Playwright has Tiger by its tail

by The City Wire staff ([email protected]) 113 views 

FAYETTEVILLE — Writers and others filled the Fayetteville Public Library’s Walker Community Room for the Distinguished Author Series Saturday (Feb. 11), hoping to pick up some tips from New York playwright Kim Rosenstock.

Rosenstock was in town for the Feb. 9 opening of her play Tigers Be Still. The TheatreSquared production runs through March 4 in the Studio Theater of Nadine Baum Studios.

The lively Saturday afternoon crowd listened intently to the panel discussion between Rosenstock, TheatreSquared artistic director Bob Ford and the play’s director, Portia Krieger.

Rosenstock and Krieger met about a year ago during the first run of Tigers Be Still in New York. Krieger was then assistant director of the show.

“I quickly realized that (Krieger) was going to be my rock during the process,” Rosenstock explained. “She was an incredible dramaturgical resource and a great sounding board for ideas.” (Dramaturgy is the art of dramatic composition and the representation of the main elements of drama on the stage.)

The witty Rosenstock grew up in Long Island intent on following in her lawyer-father’s footsteps, but she changed her mind after taking a playwriting course her junior year at Amherst College.

Her earlier experience in community theater was spent mostly in the wings, she said. “[I] was not that good and was usually in the background.”

She worked as a literary manager at a theater, reading other writer’s plays, before becoming a playwright herself.

“It was a real job, with a real paycheck, health insurance and business cards!” she said of her work as a literary manager. Still, she continued writing.

“There’s a part of writing when you’re not writing; you’re thinking. And that’s a very important part of writing. But it is hard to find that time,” she said. She wrote the first draft of Tigers be Still while taking a week’s vacation to write at a relative’s cabin in upstate New York. The play landed her a scholarship to Yale.

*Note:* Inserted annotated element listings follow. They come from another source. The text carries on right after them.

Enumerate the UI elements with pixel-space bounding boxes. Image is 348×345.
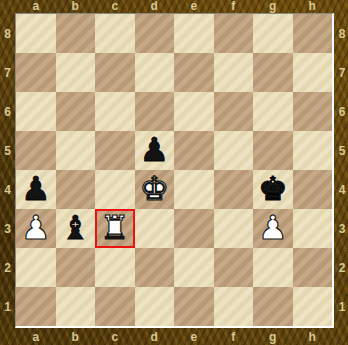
square-c2[interactable] bbox=[95, 248, 135, 287]
square-b6[interactable] bbox=[56, 92, 96, 131]
piece-black-pawn[interactable]: ♟ bbox=[21, 169, 51, 208]
rank-label: 6 bbox=[336, 92, 348, 131]
square-h8[interactable] bbox=[293, 14, 333, 53]
square-a3[interactable]: ♟ bbox=[16, 209, 56, 248]
rank-labels-left: 87654321 bbox=[0, 14, 15, 326]
square-f8[interactable] bbox=[214, 14, 254, 53]
rank-label: 1 bbox=[336, 287, 348, 326]
square-h6[interactable] bbox=[293, 92, 333, 131]
square-f1[interactable] bbox=[214, 287, 254, 326]
file-label: b bbox=[56, 330, 96, 345]
rank-label: 8 bbox=[0, 14, 15, 53]
square-a5[interactable] bbox=[16, 131, 56, 170]
file-label: a bbox=[16, 0, 56, 13]
square-f4[interactable] bbox=[214, 170, 254, 209]
square-e1[interactable] bbox=[174, 287, 214, 326]
square-b8[interactable] bbox=[56, 14, 96, 53]
square-g6[interactable] bbox=[253, 92, 293, 131]
square-d7[interactable] bbox=[135, 53, 175, 92]
square-c7[interactable] bbox=[95, 53, 135, 92]
square-b7[interactable] bbox=[56, 53, 96, 92]
piece-white-pawn[interactable]: ♟ bbox=[21, 208, 51, 247]
board-frame: ♟♟♚♚♟♝♜♟ bbox=[15, 13, 334, 328]
square-c8[interactable] bbox=[95, 14, 135, 53]
rank-label: 4 bbox=[0, 170, 15, 209]
file-label: e bbox=[174, 330, 214, 345]
square-f7[interactable] bbox=[214, 53, 254, 92]
square-c4[interactable] bbox=[95, 170, 135, 209]
square-a6[interactable] bbox=[16, 92, 56, 131]
square-e4[interactable] bbox=[174, 170, 214, 209]
square-b1[interactable] bbox=[56, 287, 96, 326]
square-e3[interactable] bbox=[174, 209, 214, 248]
square-e2[interactable] bbox=[174, 248, 214, 287]
piece-white-rook[interactable]: ♜ bbox=[100, 208, 130, 247]
square-h4[interactable] bbox=[293, 170, 333, 209]
file-label: f bbox=[214, 330, 254, 345]
file-label: d bbox=[135, 330, 175, 345]
rank-label: 7 bbox=[0, 53, 15, 92]
square-d1[interactable] bbox=[135, 287, 175, 326]
square-c1[interactable] bbox=[95, 287, 135, 326]
chess-board: ♟♟♚♚♟♝♜♟ bbox=[16, 14, 332, 326]
file-label: c bbox=[95, 0, 135, 13]
rank-label: 2 bbox=[0, 248, 15, 287]
file-label: f bbox=[214, 0, 254, 13]
file-label: h bbox=[293, 330, 333, 345]
chess-board-window: abcdefgh 87654321 ♟♟♚♚♟♝♜♟ 87654321 abcd… bbox=[0, 0, 348, 345]
rank-label: 6 bbox=[0, 92, 15, 131]
file-label: h bbox=[293, 0, 333, 13]
square-h3[interactable] bbox=[293, 209, 333, 248]
square-b2[interactable] bbox=[56, 248, 96, 287]
square-e8[interactable] bbox=[174, 14, 214, 53]
rank-labels-right: 87654321 bbox=[336, 14, 348, 326]
square-a7[interactable] bbox=[16, 53, 56, 92]
file-label: a bbox=[16, 330, 56, 345]
square-b3[interactable]: ♝ bbox=[56, 209, 96, 248]
square-h1[interactable] bbox=[293, 287, 333, 326]
square-c6[interactable] bbox=[95, 92, 135, 131]
file-labels-bottom: abcdefgh bbox=[16, 330, 332, 345]
square-e7[interactable] bbox=[174, 53, 214, 92]
rank-label: 8 bbox=[336, 14, 348, 53]
rank-label: 2 bbox=[336, 248, 348, 287]
square-b4[interactable] bbox=[56, 170, 96, 209]
square-d2[interactable] bbox=[135, 248, 175, 287]
square-d5[interactable]: ♟ bbox=[135, 131, 175, 170]
square-d6[interactable] bbox=[135, 92, 175, 131]
piece-black-bishop[interactable]: ♝ bbox=[60, 208, 90, 247]
file-label: g bbox=[253, 330, 293, 345]
square-a4[interactable]: ♟ bbox=[16, 170, 56, 209]
square-f2[interactable] bbox=[214, 248, 254, 287]
square-d8[interactable] bbox=[135, 14, 175, 53]
square-e6[interactable] bbox=[174, 92, 214, 131]
square-d3[interactable] bbox=[135, 209, 175, 248]
file-label: b bbox=[56, 0, 96, 13]
rank-label: 3 bbox=[336, 209, 348, 248]
square-d4[interactable]: ♚ bbox=[135, 170, 175, 209]
square-f3[interactable] bbox=[214, 209, 254, 248]
piece-black-king[interactable]: ♚ bbox=[258, 169, 288, 208]
square-c5[interactable] bbox=[95, 131, 135, 170]
rank-label: 5 bbox=[336, 131, 348, 170]
file-label: c bbox=[95, 330, 135, 345]
square-g4[interactable]: ♚ bbox=[253, 170, 293, 209]
square-g5[interactable] bbox=[253, 131, 293, 170]
square-e5[interactable] bbox=[174, 131, 214, 170]
square-g7[interactable] bbox=[253, 53, 293, 92]
square-h2[interactable] bbox=[293, 248, 333, 287]
square-a1[interactable] bbox=[16, 287, 56, 326]
piece-white-pawn[interactable]: ♟ bbox=[258, 208, 288, 247]
square-b5[interactable] bbox=[56, 131, 96, 170]
square-h7[interactable] bbox=[293, 53, 333, 92]
piece-white-king[interactable]: ♚ bbox=[139, 169, 169, 208]
file-label: d bbox=[135, 0, 175, 13]
square-g8[interactable] bbox=[253, 14, 293, 53]
rank-label: 1 bbox=[0, 287, 15, 326]
square-g2[interactable] bbox=[253, 248, 293, 287]
square-f6[interactable] bbox=[214, 92, 254, 131]
square-h5[interactable] bbox=[293, 131, 333, 170]
square-g3[interactable]: ♟ bbox=[253, 209, 293, 248]
square-a2[interactable] bbox=[16, 248, 56, 287]
square-c3[interactable]: ♜ bbox=[95, 209, 135, 248]
file-label: e bbox=[174, 0, 214, 13]
square-g1[interactable] bbox=[253, 287, 293, 326]
square-a8[interactable] bbox=[16, 14, 56, 53]
square-f5[interactable] bbox=[214, 131, 254, 170]
rank-label: 3 bbox=[0, 209, 15, 248]
piece-black-pawn[interactable]: ♟ bbox=[139, 130, 169, 169]
rank-label: 7 bbox=[336, 53, 348, 92]
file-labels-top: abcdefgh bbox=[16, 0, 332, 13]
rank-label: 5 bbox=[0, 131, 15, 170]
file-label: g bbox=[253, 0, 293, 13]
rank-label: 4 bbox=[336, 170, 348, 209]
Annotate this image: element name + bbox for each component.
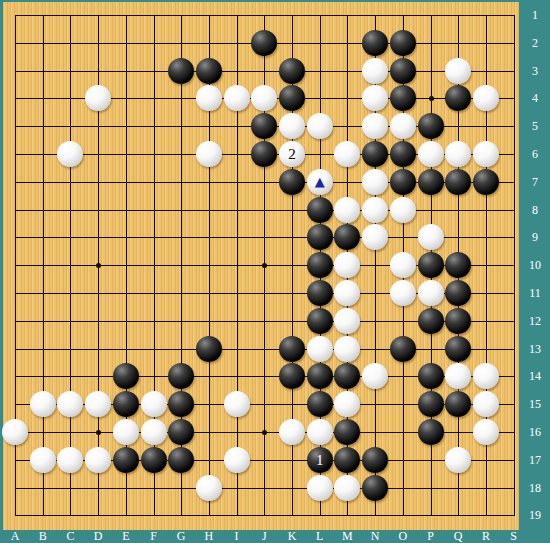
stone-black (390, 336, 416, 362)
stone-white (334, 475, 360, 501)
stone-white (418, 280, 444, 306)
grid-line-horizontal (15, 488, 515, 489)
stone-white (445, 141, 471, 167)
stone-white (362, 363, 388, 389)
stone-white (30, 391, 56, 417)
stone-black (445, 308, 471, 334)
stone-black (307, 197, 333, 223)
stone-black (334, 224, 360, 250)
stone-black (251, 141, 277, 167)
stone-black (307, 280, 333, 306)
stone-black (307, 252, 333, 278)
stone-white (473, 391, 499, 417)
stone-white (334, 141, 360, 167)
stone-white (2, 419, 28, 445)
stone-black (418, 419, 444, 445)
stone-black (307, 224, 333, 250)
stone-black (390, 30, 416, 56)
row-label: 10 (529, 259, 541, 271)
stone-white (141, 391, 167, 417)
row-label: 4 (532, 92, 538, 104)
column-label: K (288, 530, 297, 542)
column-label: J (262, 530, 267, 542)
column-label: Q (454, 530, 463, 542)
stone-black (418, 169, 444, 195)
stone-black (362, 475, 388, 501)
row-label: 19 (529, 509, 541, 521)
stone-black (445, 391, 471, 417)
row-label: 12 (529, 315, 541, 327)
column-label: C (66, 530, 74, 542)
stone-black (141, 447, 167, 473)
row-label: 16 (529, 426, 541, 438)
stone-black (445, 169, 471, 195)
column-label: I (235, 530, 239, 542)
stone-white (85, 85, 111, 111)
stone-black (279, 336, 305, 362)
stone-black (390, 85, 416, 111)
row-label: 1 (532, 9, 538, 21)
stone-white (445, 58, 471, 84)
stone-black (196, 58, 222, 84)
stone-black (390, 169, 416, 195)
hoshi-point (262, 263, 267, 268)
stone-white (418, 224, 444, 250)
move-number-label: 1 (316, 452, 324, 467)
stone-black (168, 391, 194, 417)
stone-black (279, 363, 305, 389)
stone-black (390, 141, 416, 167)
stone-black (473, 169, 499, 195)
row-label: 13 (529, 343, 541, 355)
stone-white (334, 391, 360, 417)
stone-white (307, 113, 333, 139)
stone-black (279, 85, 305, 111)
stone-white (362, 85, 388, 111)
column-label: A (11, 530, 20, 542)
column-label: H (205, 530, 214, 542)
stone-black (113, 363, 139, 389)
column-label: P (427, 530, 434, 542)
stone-white (473, 363, 499, 389)
stone-black (307, 363, 333, 389)
stone-white (196, 141, 222, 167)
stone-white (362, 113, 388, 139)
stone-white (141, 419, 167, 445)
stone-white (196, 85, 222, 111)
row-label: 3 (532, 65, 538, 77)
column-label: N (371, 530, 380, 542)
stone-black (168, 447, 194, 473)
stone-black (113, 447, 139, 473)
stone-black (445, 85, 471, 111)
stone-white (85, 391, 111, 417)
stone-white (30, 447, 56, 473)
stone-white (224, 85, 250, 111)
stone-black (418, 308, 444, 334)
column-label: O (398, 530, 407, 542)
stone-black (418, 363, 444, 389)
column-label: F (150, 530, 157, 542)
stone-black (196, 336, 222, 362)
stone-white (390, 113, 416, 139)
stone-black (168, 363, 194, 389)
stone-black (334, 447, 360, 473)
stone-white (473, 141, 499, 167)
stone-white (334, 197, 360, 223)
stone-black (307, 391, 333, 417)
stone-white (390, 252, 416, 278)
stone-white (196, 475, 222, 501)
move-number-label: 2 (288, 147, 296, 162)
stone-white (362, 197, 388, 223)
hoshi-point (96, 430, 101, 435)
hoshi-point (96, 263, 101, 268)
stone-white (224, 391, 250, 417)
stone-white (279, 419, 305, 445)
stone-white (418, 141, 444, 167)
stone-black (445, 280, 471, 306)
go-board[interactable]: 21▲ABCDEFGHIJKLMNOPQRS123456789101112131… (0, 0, 550, 543)
stone-white (390, 197, 416, 223)
stone-white (334, 252, 360, 278)
column-label: S (510, 530, 517, 542)
grid-line-horizontal (15, 515, 515, 516)
stone-black (390, 58, 416, 84)
stone-white (113, 419, 139, 445)
stone-white (307, 475, 333, 501)
column-label: E (122, 530, 129, 542)
stone-white (334, 308, 360, 334)
stone-black (418, 391, 444, 417)
row-label: 8 (532, 204, 538, 216)
stone-black (251, 30, 277, 56)
stone-white (362, 224, 388, 250)
column-label: G (177, 530, 186, 542)
stone-black (362, 141, 388, 167)
stone-black (279, 58, 305, 84)
hoshi-point (429, 96, 434, 101)
stone-white (307, 336, 333, 362)
column-label: R (482, 530, 490, 542)
stone-black (334, 363, 360, 389)
stone-black (251, 113, 277, 139)
stone-black (445, 336, 471, 362)
stone-white (473, 419, 499, 445)
stone-white (57, 141, 83, 167)
stone-black (418, 252, 444, 278)
stone-white (307, 419, 333, 445)
grid-line-vertical (514, 15, 515, 516)
row-label: 15 (529, 398, 541, 410)
column-label: L (316, 530, 323, 542)
stone-black (113, 391, 139, 417)
stone-black (279, 169, 305, 195)
stone-white (473, 85, 499, 111)
stone-black (418, 113, 444, 139)
triangle-marker: ▲ (315, 174, 325, 187)
row-label: 2 (532, 37, 538, 49)
column-label: D (94, 530, 103, 542)
hoshi-point (262, 430, 267, 435)
column-label: M (342, 530, 353, 542)
row-label: 6 (532, 148, 538, 160)
stone-white (57, 391, 83, 417)
row-label: 7 (532, 176, 538, 188)
stone-white (224, 447, 250, 473)
stone-black (334, 419, 360, 445)
stone-white (334, 280, 360, 306)
row-label: 11 (529, 287, 541, 299)
row-label: 14 (529, 370, 541, 382)
stone-white (390, 280, 416, 306)
stone-black (168, 419, 194, 445)
stone-white (85, 447, 111, 473)
stone-black (362, 30, 388, 56)
stone-white (251, 85, 277, 111)
row-label: 5 (532, 120, 538, 132)
stone-white (445, 363, 471, 389)
stone-white (362, 58, 388, 84)
stone-white (445, 447, 471, 473)
stone-white (57, 447, 83, 473)
stone-black (307, 308, 333, 334)
row-label: 18 (529, 482, 541, 494)
row-label: 17 (529, 454, 541, 466)
stone-white (279, 113, 305, 139)
grid-line-horizontal (15, 349, 515, 350)
stone-black (445, 252, 471, 278)
stone-white (362, 169, 388, 195)
stone-black (362, 447, 388, 473)
stone-white (334, 336, 360, 362)
column-label: B (39, 530, 47, 542)
row-label: 9 (532, 231, 538, 243)
stone-black (168, 58, 194, 84)
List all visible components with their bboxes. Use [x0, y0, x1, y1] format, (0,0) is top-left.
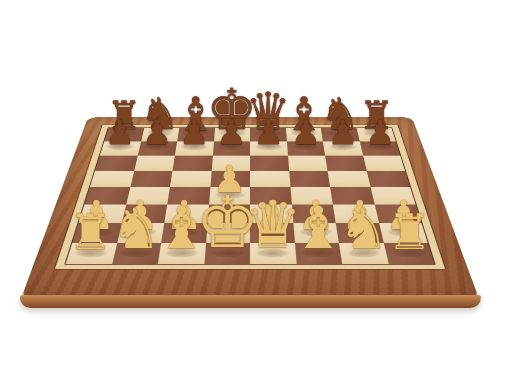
square-g8: [141, 128, 180, 141]
board-front-edge: [20, 295, 481, 308]
chess-board-scene: [60, 3, 440, 380]
square-b5: [327, 171, 370, 187]
photo-canvas: ♜♞♝♚♛♝♞♜♟♟♟♟♟♟♟♟♟♟♟♟♟♟♟♟♜♞♝♚♛♝♞♜: [0, 0, 507, 380]
square-a2: [379, 223, 428, 243]
square-e7: [212, 141, 250, 155]
square-f2: [161, 223, 207, 243]
square-g7: [137, 141, 177, 155]
square-g6: [134, 156, 175, 171]
square-g4: [126, 187, 170, 204]
square-e4: [209, 187, 250, 204]
square-b1: [339, 243, 388, 264]
square-e3: [207, 204, 250, 223]
square-f4: [167, 187, 210, 204]
square-e2: [206, 223, 250, 243]
square-c6: [288, 156, 328, 171]
square-d5: [250, 171, 290, 187]
square-c8: [285, 128, 322, 141]
square-e8: [214, 128, 250, 141]
square-a7: [359, 141, 400, 155]
square-a8: [356, 128, 396, 141]
square-f8: [177, 128, 214, 141]
square-c5: [289, 171, 330, 187]
square-h8: [104, 128, 144, 141]
square-b2: [336, 223, 384, 243]
square-e1: [204, 243, 250, 264]
square-c2: [293, 223, 339, 243]
square-h4: [84, 187, 129, 204]
square-c1: [294, 243, 342, 264]
square-h6: [95, 156, 137, 171]
square-d8: [250, 128, 286, 141]
square-d1: [250, 243, 296, 264]
square-f1: [158, 243, 206, 264]
board-squares: [64, 127, 435, 264]
square-d4: [250, 187, 291, 204]
square-b8: [321, 128, 360, 141]
square-h1: [66, 243, 117, 264]
square-b7: [323, 141, 363, 155]
square-a1: [383, 243, 434, 264]
square-c3: [291, 204, 335, 223]
square-d2: [250, 223, 294, 243]
square-b4: [330, 187, 374, 204]
square-h2: [72, 223, 121, 243]
square-f3: [164, 204, 208, 223]
square-a5: [366, 171, 410, 187]
square-d3: [250, 204, 293, 223]
square-f6: [173, 156, 213, 171]
square-e6: [211, 156, 250, 171]
square-b3: [333, 204, 379, 223]
square-a4: [370, 187, 415, 204]
square-c4: [290, 187, 333, 204]
chess-board: [20, 117, 480, 301]
square-a3: [374, 204, 421, 223]
square-c7: [286, 141, 325, 155]
square-f7: [175, 141, 214, 155]
square-h7: [100, 141, 141, 155]
square-g3: [121, 204, 167, 223]
square-b6: [325, 156, 366, 171]
square-f5: [170, 171, 211, 187]
square-d6: [250, 156, 289, 171]
square-g5: [130, 171, 173, 187]
square-d7: [250, 141, 288, 155]
square-a6: [363, 156, 405, 171]
square-g2: [117, 223, 165, 243]
square-g1: [112, 243, 161, 264]
square-e5: [210, 171, 250, 187]
square-h5: [90, 171, 134, 187]
square-h3: [79, 204, 126, 223]
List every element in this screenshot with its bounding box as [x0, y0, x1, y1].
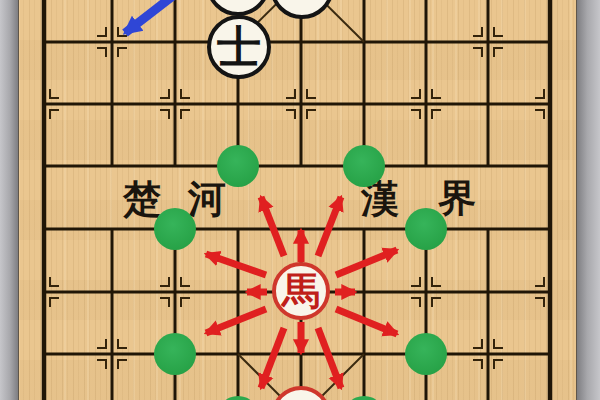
red-move-arrow-NNW [261, 197, 284, 256]
red-move-arrow-WNW [206, 254, 266, 275]
annotation-arrows [0, 0, 600, 400]
piece-glyph: 馬 [282, 272, 320, 310]
xiangqi-board: 楚河漢界 士馬 [0, 0, 600, 400]
red-move-arrow-SSW [261, 328, 284, 388]
piece-black-advisor[interactable]: 士 [207, 15, 271, 79]
red-move-arrow-ESE [336, 309, 397, 334]
blue-pointer-arrow [125, 0, 178, 33]
red-move-arrow-WSW [206, 309, 266, 333]
red-move-arrow-ENE [336, 250, 397, 275]
piece-red-horse[interactable]: 馬 [272, 262, 330, 320]
red-move-arrow-NNE [318, 197, 341, 256]
piece-glyph: 士 [217, 25, 261, 69]
red-move-arrow-SSE [318, 328, 341, 388]
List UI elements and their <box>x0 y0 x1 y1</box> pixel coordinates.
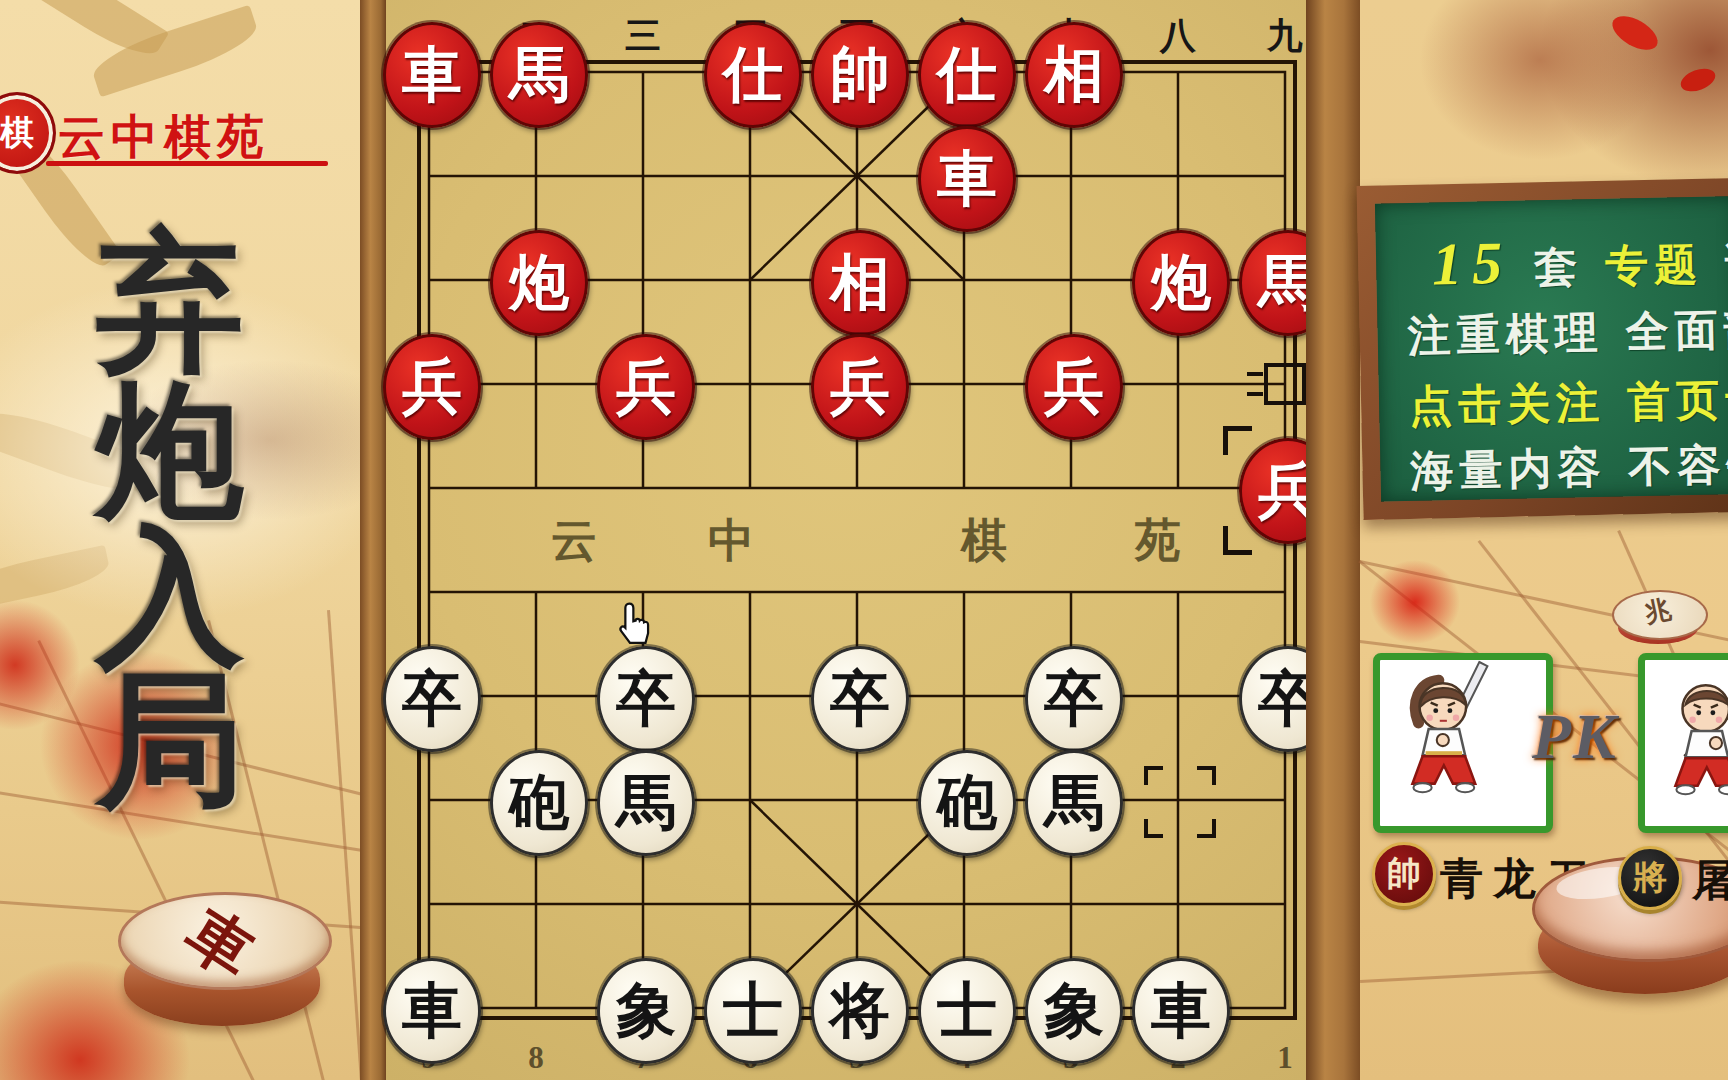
red-piece-帥[interactable]: 帥 <box>811 22 909 128</box>
black-general-badge: 將 <box>1618 846 1682 910</box>
red-piece-車[interactable]: 車 <box>383 22 481 128</box>
black-piece-士[interactable]: 士 <box>704 958 802 1064</box>
red-piece-兵[interactable]: 兵 <box>597 334 695 440</box>
black-piece-卒[interactable]: 卒 <box>383 646 481 752</box>
last-move-from-marker <box>1264 363 1306 405</box>
last-move-to-bracket <box>1223 426 1252 455</box>
watermark-char: 苑 <box>1128 510 1188 572</box>
chalk-text-segment: 15 <box>1432 230 1513 298</box>
black-badge-char: 將 <box>1633 855 1667 901</box>
chalkboard-surface: 15套专题讲注重棋理全面剖点击关注首页专海量内容不容错 <box>1375 196 1728 502</box>
black-piece-卒[interactable]: 卒 <box>597 646 695 752</box>
xiangqi-board[interactable]: 一二三四五六七八九 987654321 云中棋苑 車馬仕帥仕相車炮相炮馬兵兵兵兵… <box>386 0 1306 1080</box>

She’s now working as a writer for the Fox television’s sitcom New Girl starring Zooey Deschanel, and has taken an interest in writing musicals.

Saturday’s panel discussed the evolution of Tigers. Krieger, the director, said the play developed a lot during rehearsals.

“It was amazing, interesting and strange to be in the position of knowing so much of the ‘why’ behind the play, and being so ‘on the ground’ with the playwright,” Krieger added.

Aspiring playwrights in the audience asked questions and dug more deeply into the play-writing process. Ford and Rosenstock emphasized the importance of “writer’s intuition” and learning to trust one’s original impulse.